= True Reagan =

2016 book by James Rosebush

True Reagan: What Made Ronald Reagan Great and Why It Matters is a 2016 book by James Rosebush, the former advisor to Ronald Reagan and Chief of Staff to Nancy Reagan. It offers a first-hand perspective on the President's personality, his decision-making, and his noted private nature.

==Contents==

Having daily one-on-one access to the President during 1981-1986, Rosebush was the only White House staffer ever to simultaneously hold the position of advisor to the President and Chief of Staff to Nancy Reagan. He takes up the challenge of divulging more than most have about Ronald Reagan, an intensely private man with a notable inscrutable nature; Reagan didn't ever disclose much about what was going on in his heart. Rosebush says Reagan could easily talk about things like his love of his country and his image of it as a “shining city on a hill,” but what personally motivated him and what made him tick has largely remained hidden. Other authors have tried to go behind the facade and, according to Rosebush, have failed. For example, one of the definitive Reagan books on his presidency, Dutch: A Memoir of Ronald Reagan by Edmund Morris - who was given unlimited access to Reagan while in office - couldn't offer a clear picture of the real man. Even Reagan’s closest and longtime aide Michael Deaver opted to title his own book about Reagan A Different Drummer.

Part of this Reagan mystery is due to the fact that as the son of an alcoholic father, Reagan carried the wounds and memories of dragging his drunken dad into several rental apartments and houses where his family lived, to warm up and dry out after regular binges. For Reagan to reveal what was going on inside was just too expensive emotionally. Nancy Reagan once said, “Sometimes I can’t even reach Ronnie myself.”

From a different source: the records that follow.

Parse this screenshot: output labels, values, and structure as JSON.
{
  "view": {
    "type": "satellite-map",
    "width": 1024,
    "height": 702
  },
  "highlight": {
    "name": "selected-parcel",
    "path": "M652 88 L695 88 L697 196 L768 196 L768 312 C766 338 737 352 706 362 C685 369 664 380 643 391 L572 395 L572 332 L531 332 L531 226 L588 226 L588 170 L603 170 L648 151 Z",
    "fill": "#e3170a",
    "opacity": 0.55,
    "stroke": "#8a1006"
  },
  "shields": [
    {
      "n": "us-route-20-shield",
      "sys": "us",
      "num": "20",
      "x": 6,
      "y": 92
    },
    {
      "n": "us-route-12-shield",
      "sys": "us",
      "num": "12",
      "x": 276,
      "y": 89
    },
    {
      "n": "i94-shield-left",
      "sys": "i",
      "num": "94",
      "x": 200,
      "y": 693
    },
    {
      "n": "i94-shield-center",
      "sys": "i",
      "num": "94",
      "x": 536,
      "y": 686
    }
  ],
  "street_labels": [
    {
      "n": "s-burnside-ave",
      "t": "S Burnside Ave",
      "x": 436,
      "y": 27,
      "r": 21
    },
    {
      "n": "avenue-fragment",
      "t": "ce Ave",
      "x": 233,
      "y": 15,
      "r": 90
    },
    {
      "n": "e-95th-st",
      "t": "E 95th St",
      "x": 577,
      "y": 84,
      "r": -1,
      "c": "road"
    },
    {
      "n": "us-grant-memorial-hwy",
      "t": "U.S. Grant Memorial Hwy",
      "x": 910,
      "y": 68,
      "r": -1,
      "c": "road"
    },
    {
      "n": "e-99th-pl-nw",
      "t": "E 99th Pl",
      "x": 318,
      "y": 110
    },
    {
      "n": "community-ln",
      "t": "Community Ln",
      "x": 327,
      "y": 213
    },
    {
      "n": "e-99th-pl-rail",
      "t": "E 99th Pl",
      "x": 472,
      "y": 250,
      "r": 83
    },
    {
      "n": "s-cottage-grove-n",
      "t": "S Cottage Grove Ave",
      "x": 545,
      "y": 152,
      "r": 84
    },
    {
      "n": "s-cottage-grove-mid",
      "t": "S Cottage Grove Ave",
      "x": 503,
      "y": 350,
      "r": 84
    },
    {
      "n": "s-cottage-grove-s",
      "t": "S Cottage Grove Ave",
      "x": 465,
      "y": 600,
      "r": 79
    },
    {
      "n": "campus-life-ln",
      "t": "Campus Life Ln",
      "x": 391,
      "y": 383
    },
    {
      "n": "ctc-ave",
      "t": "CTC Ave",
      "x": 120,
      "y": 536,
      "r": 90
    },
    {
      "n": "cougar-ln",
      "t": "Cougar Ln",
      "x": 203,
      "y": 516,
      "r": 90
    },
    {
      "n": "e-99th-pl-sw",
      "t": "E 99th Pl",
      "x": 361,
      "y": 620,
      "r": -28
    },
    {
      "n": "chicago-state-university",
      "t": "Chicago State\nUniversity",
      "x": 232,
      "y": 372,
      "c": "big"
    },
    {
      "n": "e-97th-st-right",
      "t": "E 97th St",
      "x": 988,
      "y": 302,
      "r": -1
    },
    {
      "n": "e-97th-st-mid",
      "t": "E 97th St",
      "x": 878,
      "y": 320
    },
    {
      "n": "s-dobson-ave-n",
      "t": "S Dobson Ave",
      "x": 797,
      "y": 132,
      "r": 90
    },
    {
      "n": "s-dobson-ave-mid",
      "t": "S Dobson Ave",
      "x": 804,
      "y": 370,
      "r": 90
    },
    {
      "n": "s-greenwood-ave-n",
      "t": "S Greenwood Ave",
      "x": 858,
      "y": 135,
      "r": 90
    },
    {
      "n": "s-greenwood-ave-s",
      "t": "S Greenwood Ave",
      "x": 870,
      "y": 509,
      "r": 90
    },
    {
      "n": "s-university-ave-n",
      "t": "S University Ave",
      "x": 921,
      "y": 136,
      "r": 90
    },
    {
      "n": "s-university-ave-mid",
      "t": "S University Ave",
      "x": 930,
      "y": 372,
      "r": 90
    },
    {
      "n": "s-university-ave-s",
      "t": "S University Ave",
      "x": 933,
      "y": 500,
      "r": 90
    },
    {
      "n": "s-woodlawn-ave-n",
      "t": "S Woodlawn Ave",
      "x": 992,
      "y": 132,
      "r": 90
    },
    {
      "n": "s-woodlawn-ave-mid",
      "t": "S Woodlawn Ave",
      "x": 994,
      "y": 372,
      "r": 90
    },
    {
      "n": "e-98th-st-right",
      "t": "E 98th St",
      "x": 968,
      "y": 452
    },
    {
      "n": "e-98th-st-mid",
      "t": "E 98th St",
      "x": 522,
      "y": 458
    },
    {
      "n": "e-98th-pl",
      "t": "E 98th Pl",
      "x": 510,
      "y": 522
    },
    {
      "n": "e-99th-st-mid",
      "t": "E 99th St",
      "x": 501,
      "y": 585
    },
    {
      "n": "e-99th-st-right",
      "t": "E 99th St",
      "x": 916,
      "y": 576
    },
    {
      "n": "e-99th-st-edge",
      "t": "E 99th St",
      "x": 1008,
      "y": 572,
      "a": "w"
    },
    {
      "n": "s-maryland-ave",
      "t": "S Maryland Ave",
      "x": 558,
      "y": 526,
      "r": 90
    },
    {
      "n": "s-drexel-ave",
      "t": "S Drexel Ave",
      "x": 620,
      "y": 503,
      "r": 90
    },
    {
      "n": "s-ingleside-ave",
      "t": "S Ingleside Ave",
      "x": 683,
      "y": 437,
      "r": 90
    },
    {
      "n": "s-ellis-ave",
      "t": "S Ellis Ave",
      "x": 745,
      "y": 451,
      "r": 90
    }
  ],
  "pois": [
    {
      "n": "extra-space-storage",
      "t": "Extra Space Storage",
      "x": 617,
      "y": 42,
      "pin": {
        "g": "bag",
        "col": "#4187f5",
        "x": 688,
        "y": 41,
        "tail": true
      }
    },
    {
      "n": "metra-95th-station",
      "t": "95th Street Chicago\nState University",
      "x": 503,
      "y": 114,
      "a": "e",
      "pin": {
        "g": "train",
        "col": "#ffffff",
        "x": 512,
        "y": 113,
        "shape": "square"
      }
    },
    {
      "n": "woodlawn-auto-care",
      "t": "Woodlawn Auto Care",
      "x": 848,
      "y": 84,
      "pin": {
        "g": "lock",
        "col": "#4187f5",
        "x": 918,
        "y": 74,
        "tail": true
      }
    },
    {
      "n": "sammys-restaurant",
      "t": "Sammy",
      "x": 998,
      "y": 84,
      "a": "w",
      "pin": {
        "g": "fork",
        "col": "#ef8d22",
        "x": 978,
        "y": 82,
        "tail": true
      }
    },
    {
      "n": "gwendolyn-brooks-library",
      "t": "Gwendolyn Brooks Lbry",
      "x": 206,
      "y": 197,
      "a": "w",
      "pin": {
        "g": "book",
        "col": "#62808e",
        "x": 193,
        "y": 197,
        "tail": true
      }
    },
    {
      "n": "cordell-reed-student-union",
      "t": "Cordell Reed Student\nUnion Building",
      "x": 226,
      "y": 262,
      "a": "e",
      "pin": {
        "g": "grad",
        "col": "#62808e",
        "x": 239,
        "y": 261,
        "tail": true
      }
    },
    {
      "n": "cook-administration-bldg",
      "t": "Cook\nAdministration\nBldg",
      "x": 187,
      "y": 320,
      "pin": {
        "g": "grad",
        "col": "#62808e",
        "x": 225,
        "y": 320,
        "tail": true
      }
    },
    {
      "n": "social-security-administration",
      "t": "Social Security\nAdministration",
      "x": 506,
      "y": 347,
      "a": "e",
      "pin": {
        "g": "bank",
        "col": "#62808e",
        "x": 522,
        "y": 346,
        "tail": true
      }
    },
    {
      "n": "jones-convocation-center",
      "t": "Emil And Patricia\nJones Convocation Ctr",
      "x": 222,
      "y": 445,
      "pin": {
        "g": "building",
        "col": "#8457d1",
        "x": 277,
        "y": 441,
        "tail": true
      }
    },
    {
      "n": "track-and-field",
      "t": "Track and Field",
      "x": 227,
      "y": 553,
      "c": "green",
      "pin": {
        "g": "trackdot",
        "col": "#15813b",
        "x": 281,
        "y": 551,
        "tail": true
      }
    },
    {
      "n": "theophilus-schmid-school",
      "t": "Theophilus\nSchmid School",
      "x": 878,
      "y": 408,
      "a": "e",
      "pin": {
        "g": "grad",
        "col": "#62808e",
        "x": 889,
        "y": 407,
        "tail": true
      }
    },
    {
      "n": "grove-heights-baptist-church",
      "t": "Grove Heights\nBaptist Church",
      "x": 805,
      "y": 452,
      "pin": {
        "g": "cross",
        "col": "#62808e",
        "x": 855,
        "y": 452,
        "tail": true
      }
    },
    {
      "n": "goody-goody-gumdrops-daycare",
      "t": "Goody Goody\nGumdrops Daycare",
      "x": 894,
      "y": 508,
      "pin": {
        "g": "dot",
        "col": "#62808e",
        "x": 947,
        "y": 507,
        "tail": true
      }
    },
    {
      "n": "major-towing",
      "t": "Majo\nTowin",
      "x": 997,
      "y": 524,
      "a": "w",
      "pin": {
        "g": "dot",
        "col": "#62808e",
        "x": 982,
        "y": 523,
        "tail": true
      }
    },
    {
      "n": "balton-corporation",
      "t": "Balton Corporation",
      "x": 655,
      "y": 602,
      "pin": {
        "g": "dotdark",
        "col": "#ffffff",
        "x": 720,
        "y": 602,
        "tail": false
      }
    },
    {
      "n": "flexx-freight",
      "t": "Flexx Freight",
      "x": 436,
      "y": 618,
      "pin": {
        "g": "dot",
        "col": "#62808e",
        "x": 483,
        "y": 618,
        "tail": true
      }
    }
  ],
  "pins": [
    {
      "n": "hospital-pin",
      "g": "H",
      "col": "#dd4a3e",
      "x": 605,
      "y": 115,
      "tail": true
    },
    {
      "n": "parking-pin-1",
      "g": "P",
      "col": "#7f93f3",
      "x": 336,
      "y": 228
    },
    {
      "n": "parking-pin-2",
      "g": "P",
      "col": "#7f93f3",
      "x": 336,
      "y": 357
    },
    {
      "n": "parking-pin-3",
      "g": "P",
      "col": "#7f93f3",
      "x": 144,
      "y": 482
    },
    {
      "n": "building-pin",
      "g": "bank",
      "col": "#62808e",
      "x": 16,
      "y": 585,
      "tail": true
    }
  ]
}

Through conversations with the President in settings such as Air Force One, foreign trips, and talks in the family quarters, Rosebush delves more into what really moved Reagan and what he was thinking about inside that was rarely revealed on the outside. Rosebush reveals that what's inside the man is nothing rare or scandalous, but simply that Reagan had, like few other Presidents, a closely held perceived relationship with his God, and a dependence on it, always asking of himself and of the world, “What is really going on?” Though their conversations weren't always about religion, Rosebush was able to sit Reagan down and ask him questions like, “Do you really read the Bible?” and “What are your favorite texts and how do they help you?” Rosebush hopes the President's candid answers to these personal questions can help guide us back to the American exceptionalism of the 80s, but with the quintessential Reagan humility.

==Reception==

True Reagan, published by Hachette Book Group, received mostly favorable reviews in the press, mainly for Rosebush's up-close portrayal of a president with a notable private nature.

A review by The Washington Times read, "Books authored by persons who worked alongside a famous figure tend to focus considerable attention on the author, but Rosebush makes himself invisible, and strives strictly to help us understand the real Ronald Reagan."

McAlester News-Capital said, "Rosebush uses his own experiences in the White House to reveal the quietest of peeks into Reagan’s thoughts."